The central claim of the Bible–being the inspired Word of God, guiding men to understanding God and presenting the way in which men should live (2 Timothy 3:16-17)–stands or falls on its claims regarding Jesus of Nazareth. If what the Bible reveals about Jesus of Nazareth is true–that He was the Messiah, the Son of God, who died, was raised again, and is now Lord (Acts 2:36, 1 Corinthians 15:1-7)–then we must accept the Bible for what it claims to be, we must respect Jesus Christ as Lord, and we must follow His precepts if we desire eternal life. If the Bible makes false claims about Jesus of Nazareth, then human beings remain in their sin, people are left without any real hope of knowing about God, and Christians are of all people to be most pitied (1 Corinthians 15:13-19). The importance of our inquiry cannot be overstated. Who did Jesus of Nazareth claim to be, and is the Bible’s account of Him trustworthy?
We can first establish safely that Jesus of Nazareth really existed. Those who claimed to be His disciples went about proclaiming His message, assuming that their audience already knew of Him (Acts 2:22). Stories regarding Him and His teachings were written down by His followers from 20 to 70 years after His death. The Jewish historian Josephus and the Roman historian Tacitus also testify to the existence of the Christians and what they said about Jesus of Nazareth. If we cannot trust all the sources that speak of the existence of Jesus, then we cannot trust that anyone existed in the ancient world!
What did Jesus claim about Himself? Many today are quite content to accept the fact that Jesus really did exist, but they believe like many of the Jews of the first century: He was a prophet, a good man who did some good things and taught good truths, but nothing more (cf. Matthew 16:13-14). Yet Jesus Himself testifies that He is the Christ, the Son of the Living God, and God Himself (Matthew 16:15-17, John 8:58).
It is therefore impossible for Jesus just to be a “good man.” He is either accurate in His claims and represents the Lord of all the living, the Christ of God, one worthy of our honor and worship, or He is a fraud, an egomaniacal charlatan who was guilty of the greatest deceit foisted upon mankind. There can be no middle ground when such claims are put forward!
What shall we say to this? The evidence from the Bible and history would surprise many. Jesus acts in many ways that are consistent with first century Judaism, and everything He says is understandable in that context, and yet what He puts forward regarding Himself and His Kingdom has no parallel at the time. He died an ignominious death that was largely misunderstood, even by His own followers. His disciples, initially dispirited after His death, would later claim to have seen Him raised again, and began to testify to this boldly even to those who killed Jesus (Acts 4). While the message was challenging, no one stepped forward with His body to refute their claims.

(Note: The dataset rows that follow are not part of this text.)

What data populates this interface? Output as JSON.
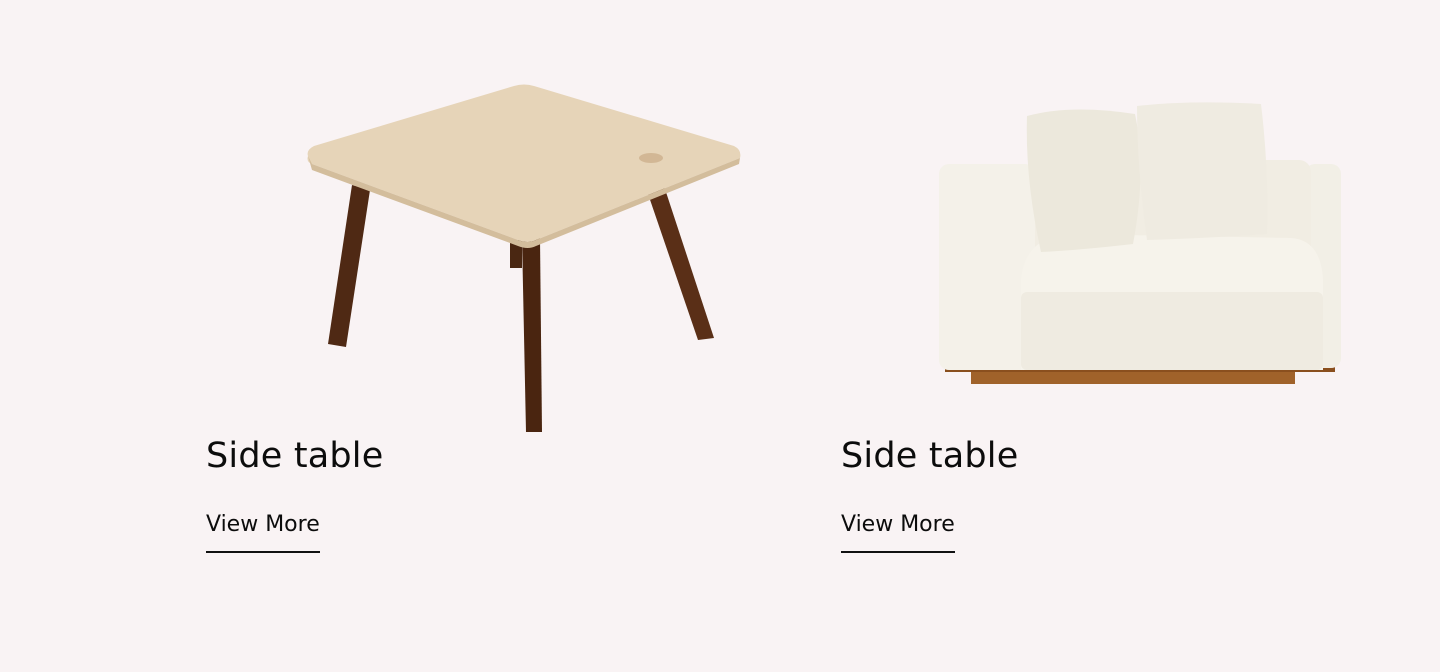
{
  "products": [
    {
      "title": "Side table",
      "link_label": "View More",
      "image_icon": "wooden-side-table-image"
    },
    {
      "title": "Side table",
      "link_label": "View More",
      "image_icon": "white-sofa-armchair-image"
    }
  ],
  "colors": {
    "background": "#f9f3f4",
    "text": "#0c0c0c"
  }
}
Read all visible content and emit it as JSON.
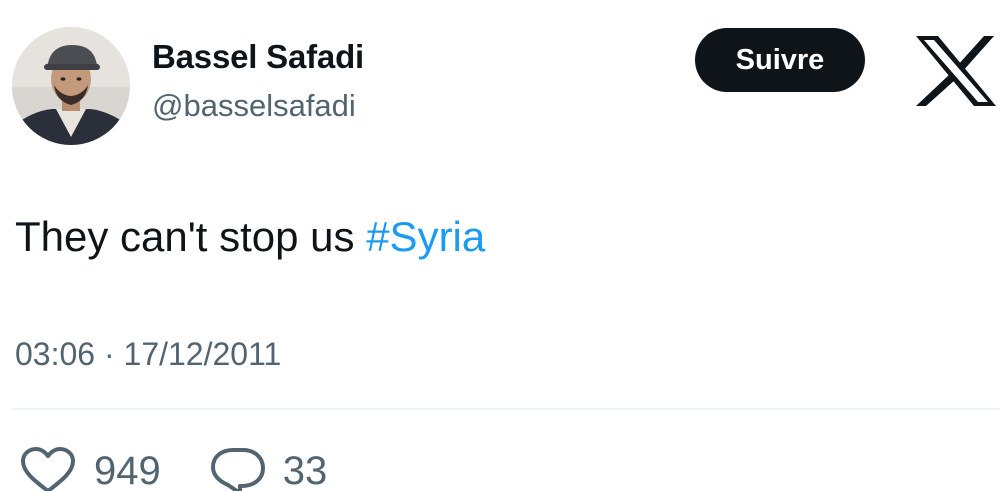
{
  "author": {
    "name": "Bassel Safadi",
    "handle": "@basselsafadi",
    "avatar_icon": "profile-photo"
  },
  "header": {
    "follow_label": "Suivre",
    "platform_icon": "x-logo-icon"
  },
  "tweet": {
    "text": "They can't stop us ",
    "hashtag": "#Syria",
    "timestamp": "03:06 · 17/12/2011"
  },
  "stats": {
    "likes": "949",
    "replies": "33",
    "like_icon": "heart-icon",
    "reply_icon": "comment-bubble-icon"
  },
  "colors": {
    "text": "#0f1419",
    "secondary": "#536471",
    "link": "#1d9bf0",
    "button_bg": "#0f1419",
    "divider": "#eff3f4"
  }
}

His disciples took the message throughout the Roman world, and themselves suffered greatly on account of their belief in Jesus. Despite official and unofficial disapproval and attempts at suppression, Christianity continued to grow exponentially.

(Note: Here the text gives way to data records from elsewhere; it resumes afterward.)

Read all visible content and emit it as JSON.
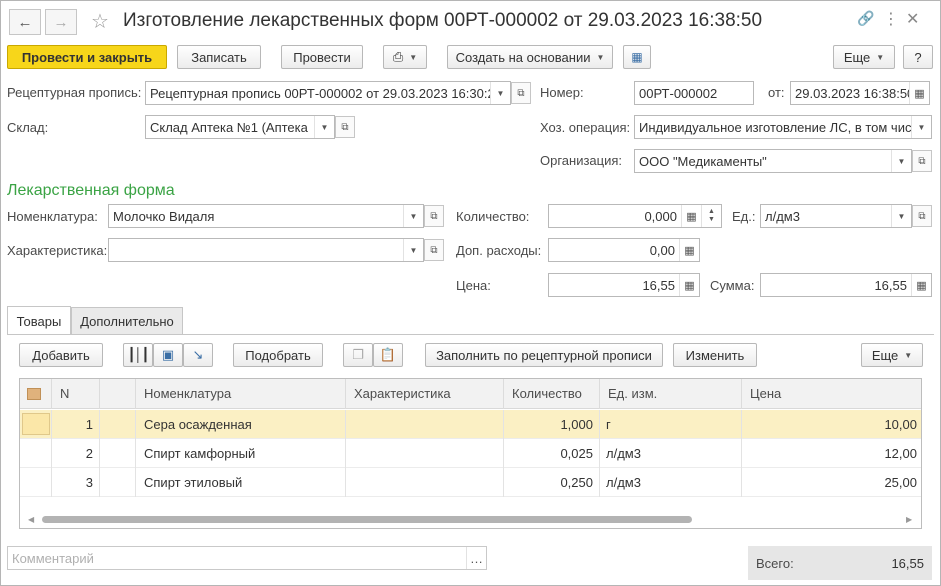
{
  "window": {
    "title": "Изготовление лекарственных форм 00РТ-000002 от 29.03.2023 16:38:50"
  },
  "toolbar": {
    "post_close": "Провести и закрыть",
    "save": "Записать",
    "post": "Провести",
    "create_based": "Создать на основании",
    "more": "Еще",
    "help": "?"
  },
  "header": {
    "recipe_label": "Рецептурная пропись:",
    "recipe_value": "Рецептурная пропись 00РТ-000002 от 29.03.2023 16:30:2",
    "number_label": "Номер:",
    "number_value": "00РТ-000002",
    "date_label": "от:",
    "date_value": "29.03.2023 16:38:50",
    "warehouse_label": "Склад:",
    "warehouse_value": "Склад Аптека №1 (Аптека",
    "operation_label": "Хоз. операция:",
    "operation_value": "Индивидуальное изготовление ЛС, в том чис",
    "org_label": "Организация:",
    "org_value": "ООО \"Медикаменты\""
  },
  "dosage_form": {
    "section_title": "Лекарственная форма",
    "nomenclature_label": "Номенклатура:",
    "nomenclature_value": "Молочко Видаля",
    "characteristic_label": "Характеристика:",
    "characteristic_value": "",
    "quantity_label": "Количество:",
    "quantity_value": "0,000",
    "unit_label": "Ед.:",
    "unit_value": "л/дм3",
    "extra_costs_label": "Доп. расходы:",
    "extra_costs_value": "0,00",
    "price_label": "Цена:",
    "price_value": "16,55",
    "sum_label": "Сумма:",
    "sum_value": "16,55"
  },
  "tabs": [
    {
      "label": "Товары"
    },
    {
      "label": "Дополнительно"
    }
  ],
  "table_toolbar": {
    "add": "Добавить",
    "pick": "Подобрать",
    "fill_recipe": "Заполнить по рецептурной прописи",
    "change": "Изменить",
    "more": "Еще"
  },
  "table": {
    "columns": [
      "N",
      "",
      "Номенклатура",
      "Характеристика",
      "Количество",
      "Ед. изм.",
      "Цена"
    ],
    "rows": [
      {
        "n": "1",
        "name": "Сера осажденная",
        "characteristic": "",
        "qty": "1,000",
        "unit": "г",
        "price": "10,00"
      },
      {
        "n": "2",
        "name": "Спирт камфорный",
        "characteristic": "",
        "qty": "0,025",
        "unit": "л/дм3",
        "price": "12,00"
      },
      {
        "n": "3",
        "name": "Спирт этиловый",
        "characteristic": "",
        "qty": "0,250",
        "unit": "л/дм3",
        "price": "25,00"
      }
    ]
  },
  "footer": {
    "comment_placeholder": "Комментарий",
    "total_label": "Всего:",
    "total_value": "16,55"
  },
  "colors": {
    "accent": "#f7d61a",
    "section": "#3aa344",
    "selected_row": "#fbf0c4"
  }
}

No one has yet offered a more viable explanation of the events that occurred in Israel in the first century CE than the story the Bible presents. No other explanation makes sense of all the evidence that is given. Even though it may seem contrary to every principle that humans hold dear, Jesus and Him crucified represents the wisdom of God and the power of God to salvation (1 Corinthians 1:18-25, Romans 1:16).

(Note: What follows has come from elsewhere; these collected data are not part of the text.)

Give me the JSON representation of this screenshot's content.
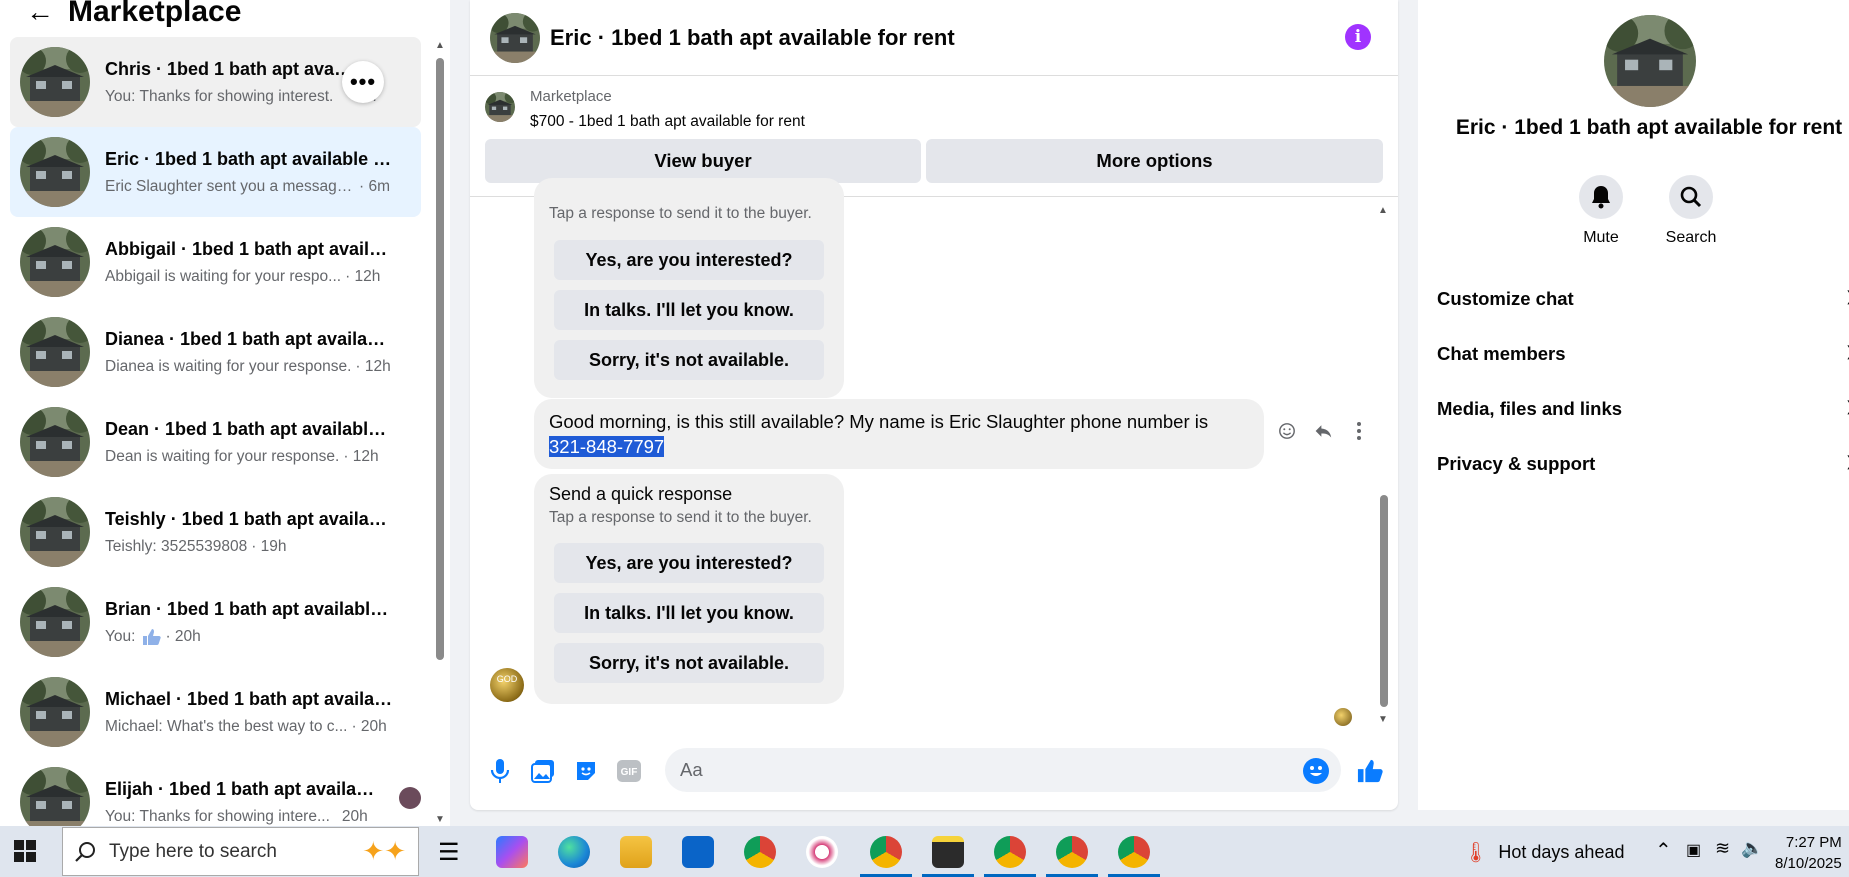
{
  "left": {
    "title": "Marketplace",
    "conversations": [
      {
        "name": "Chris · 1bed 1 bath apt available for rent",
        "snippet": "You: Thanks for showing interest.",
        "time": "m"
      },
      {
        "name": "Eric · 1bed 1 bath apt available for rent",
        "snippet": "Eric Slaughter sent you a message ...",
        "time": "· 6m"
      },
      {
        "name": "Abbigail · 1bed 1 bath apt available for rent",
        "snippet": "Abbigail is waiting for your respo...",
        "time": "· 12h"
      },
      {
        "name": "Dianea · 1bed 1 bath apt available for rent",
        "snippet": "Dianea is waiting for your response.",
        "time": "· 12h"
      },
      {
        "name": "Dean · 1bed 1 bath apt available for rent",
        "snippet": "Dean is waiting for your response.",
        "time": "· 12h"
      },
      {
        "name": "Teishly · 1bed 1 bath apt available for rent",
        "snippet": "Teishly: 3525539808",
        "time": "· 19h"
      },
      {
        "name": "Brian · 1bed 1 bath apt available for rent",
        "snippet": "You:",
        "time": "· 20h"
      },
      {
        "name": "Michael · 1bed 1 bath apt available for rent",
        "snippet": "Michael: What's the best way to c...",
        "time": "· 20h"
      },
      {
        "name": "Elijah · 1bed 1 bath apt available for rent",
        "snippet": "You: Thanks for showing intere...",
        "time": "20h"
      }
    ]
  },
  "chat": {
    "title": "Eric · 1bed 1 bath apt available for rent",
    "listing_source": "Marketplace",
    "listing_title": "$700 - 1bed 1 bath apt available for rent",
    "view_buyer": "View buyer",
    "more_options": "More options",
    "quick_reply_sub": "Tap a response to send it to the buyer.",
    "quick_reply_title": "Send a quick response",
    "quick_replies": [
      "Yes, are you interested?",
      "In talks. I'll let you know.",
      "Sorry, it's not available."
    ],
    "message_text": "Good morning, is this still available? My name is Eric Slaughter phone number is",
    "message_phone": "321-848-7797",
    "sender_avatar_text": "GOD",
    "composer_placeholder": "Aa"
  },
  "right": {
    "title": "Eric · 1bed 1 bath apt available for rent",
    "mute": "Mute",
    "search": "Search",
    "sections": [
      "Customize chat",
      "Chat members",
      "Media, files and links",
      "Privacy & support"
    ]
  },
  "taskbar": {
    "search_placeholder": "Type here to search",
    "weather": "Hot days ahead",
    "time": "7:27 PM",
    "date": "8/10/2025"
  },
  "colors": {
    "accent": "#0a7cff",
    "info": "#a033ff",
    "active_conv": "#e7f3ff",
    "selection": "#1f5bd6"
  }
}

Jesus’ claims are startling: He is the Messiah, the Son of God, and God Himself. He is now Lord. The Gospels attest to this, and the Gospels indicate that God the Father Himself approves of the Son and desires for all to heed His voice, as indicated in Matthew 17:5. It is not enough to believe that Jesus is a good man; Jesus must be your Savior, or can do nothing for you (John 3:16, 1 Timothy 2:5). Let us serve the risen Lord!